Implementation of evidence-based methods into the process of treatment has become an effective strategy for minimizing the risks of medical errors as well as reducing the chances of prescribing unnecessary treatment to the patient. However, many healthcare institutions still find it difficult to implement evidence-based practice into their routines (JoAnn, n.d.). To make the process of integration easier, the medical scientist singled out several steps toward its successful implementation. The number of these steps varies from six to eight, depending on the scientists and the methods of selection they used for their research.
The eight-step process of integration of evidence-based practice into the healthcare system includes eight stages that begin and end with the patient and his health. The first step is cultivating that concern by establishing specific questions that need to be addressed to the patient regarding the symptoms he has. Then comes the stage of asking these questions, as the rightly formulated and properly analyzed ones help the doctor establish the right diagnosis without any unnecessary interventions (JoAnn, n.d.). The next stage is called gathering the evidence. It may be obtained from empirical, ethical, personal, or other sources such as medical databases or encyclopedias. The fourth stage concerns assessing the gathered data to establish whether the information applies to the current situation (JoAnn, n.d.). The fifth stage is called action, and during it, the medical personnel that the evidence that was got during the previous stages is relevant, reliable, and beneficial for the patient and his health. These five stages concern only the process of gathering information about the patient’s symptoms and the scientific evidence for confirmation of his disease and establishing the possible ways of treatment.
The last three stages of implementing evidence-based practices into the clinical environment of a particular healthcare institution concern the application and assessment of the evidence in practice. Thus, the sixth stage is doctors’ applying the evidence through collaborative decision-making with individual patients or groups of patients. If appropriately organized, the decision-making integrates the values, context, and preferences of the patient as well as the resources available for his treatment. The seventh stage concerns the assessment of the outcomes for the patient. During it, the medical personnel compares the results implementing the instruments that were used during the first analysis of the scientific evidence that was used before and after the medical intervention (JoAnn, n.d.). The final eighth stage is called dissemination of the project, as the healthcare providers need to share their knowledge and experience with their colleagues to ensure effective treatment at all levels.
Colorectal cancer is the second reason for the deaths of patients with cancer in the United States. Hence, it is necessary to study the problem and implement the methods that will help diagnose the disease at its early stages and cure it. Though a huge variety of tests is already conducted in the field, a lot of patients are still skeptical about the most effective one, which is CRC screening. The first barrier to its implementation concerns the fact that the rates of those who can undertake it are substantially lower for citizens who do not have health insurance (Hannon et al., 2019). Apart from that, not all healthcare institutions have financial opportunities to conduct CRC screening among patients from 50 to 75 years old. Statistically, they have the highest risks of colorectal cancer development (Hannon et al., 2019). In addition, not all patients are eager to go through the unpleasant procedure of screening even though they have risks of the development of the disease.
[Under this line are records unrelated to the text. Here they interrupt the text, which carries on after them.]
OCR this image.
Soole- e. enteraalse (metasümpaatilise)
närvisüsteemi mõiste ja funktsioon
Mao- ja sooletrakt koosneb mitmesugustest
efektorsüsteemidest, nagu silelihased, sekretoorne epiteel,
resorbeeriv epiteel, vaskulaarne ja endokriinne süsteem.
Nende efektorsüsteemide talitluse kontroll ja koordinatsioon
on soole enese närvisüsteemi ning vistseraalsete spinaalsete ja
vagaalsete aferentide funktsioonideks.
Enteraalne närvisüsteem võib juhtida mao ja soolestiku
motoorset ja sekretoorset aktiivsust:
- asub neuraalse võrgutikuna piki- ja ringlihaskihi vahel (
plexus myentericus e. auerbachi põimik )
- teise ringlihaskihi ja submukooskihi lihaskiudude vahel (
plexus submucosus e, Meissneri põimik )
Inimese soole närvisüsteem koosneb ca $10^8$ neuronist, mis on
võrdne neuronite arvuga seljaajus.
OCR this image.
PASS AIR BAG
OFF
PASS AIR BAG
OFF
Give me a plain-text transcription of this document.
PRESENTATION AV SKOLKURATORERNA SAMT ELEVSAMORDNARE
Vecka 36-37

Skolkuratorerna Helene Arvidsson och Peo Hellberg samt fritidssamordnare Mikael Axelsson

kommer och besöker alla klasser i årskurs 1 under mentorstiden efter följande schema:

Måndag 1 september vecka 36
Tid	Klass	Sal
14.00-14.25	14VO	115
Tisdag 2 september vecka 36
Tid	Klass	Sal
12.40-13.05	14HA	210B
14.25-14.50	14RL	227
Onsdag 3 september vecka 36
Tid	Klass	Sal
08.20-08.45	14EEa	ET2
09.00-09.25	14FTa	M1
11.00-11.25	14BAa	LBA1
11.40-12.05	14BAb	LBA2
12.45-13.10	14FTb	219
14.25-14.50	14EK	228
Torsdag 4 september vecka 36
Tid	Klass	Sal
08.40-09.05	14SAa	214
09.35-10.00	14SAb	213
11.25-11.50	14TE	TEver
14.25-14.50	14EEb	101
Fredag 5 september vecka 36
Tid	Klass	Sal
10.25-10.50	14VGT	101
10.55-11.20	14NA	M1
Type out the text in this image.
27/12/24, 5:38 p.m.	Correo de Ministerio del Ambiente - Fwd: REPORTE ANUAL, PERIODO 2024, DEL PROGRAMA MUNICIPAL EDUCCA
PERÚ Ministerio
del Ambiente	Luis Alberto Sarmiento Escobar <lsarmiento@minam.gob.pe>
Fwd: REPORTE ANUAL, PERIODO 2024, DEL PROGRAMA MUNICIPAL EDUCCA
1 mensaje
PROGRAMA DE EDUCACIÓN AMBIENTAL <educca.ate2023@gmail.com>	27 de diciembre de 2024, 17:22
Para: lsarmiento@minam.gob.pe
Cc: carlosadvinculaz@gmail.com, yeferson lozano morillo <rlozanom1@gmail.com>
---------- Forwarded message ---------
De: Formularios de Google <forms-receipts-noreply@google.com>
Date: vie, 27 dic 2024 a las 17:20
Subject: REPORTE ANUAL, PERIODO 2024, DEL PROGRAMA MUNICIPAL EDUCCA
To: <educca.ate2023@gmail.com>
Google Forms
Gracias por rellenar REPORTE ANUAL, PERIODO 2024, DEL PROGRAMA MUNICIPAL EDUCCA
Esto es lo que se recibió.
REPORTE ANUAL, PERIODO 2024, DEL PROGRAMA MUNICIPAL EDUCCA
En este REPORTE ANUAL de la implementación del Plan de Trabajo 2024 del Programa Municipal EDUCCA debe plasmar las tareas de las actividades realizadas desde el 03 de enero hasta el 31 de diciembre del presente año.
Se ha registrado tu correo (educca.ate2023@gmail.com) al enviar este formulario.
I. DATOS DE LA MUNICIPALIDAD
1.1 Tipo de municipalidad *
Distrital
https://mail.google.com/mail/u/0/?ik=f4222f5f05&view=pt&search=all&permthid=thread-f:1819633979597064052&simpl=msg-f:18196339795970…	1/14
To overcome these barriers, it is necessary to raise public consciousness concerning colorectal cancer and evidence-based methods of preventing and curing it. Thus, some hospitals in the USA conducted policies that targeted increasing the patients’ consciousness of colorectal cancer preventive measures. The first means were brochures, posters, or postcards that targeted the importance of CRC screening. Apart from that, provider reminders and provider assessment and feedback were implemented, specifically, for the healthcare providers to recommend the screening to their patients (Hannon et al., 2019). In addition, the Colorectal Cancer Control Program launched grants for healthcare institutions that implement evidence-based practices for treating patients with colorectal cancer. These grants enabled the doctor to conduct tests for all the patients who needed them despite their social status or having medical insurance.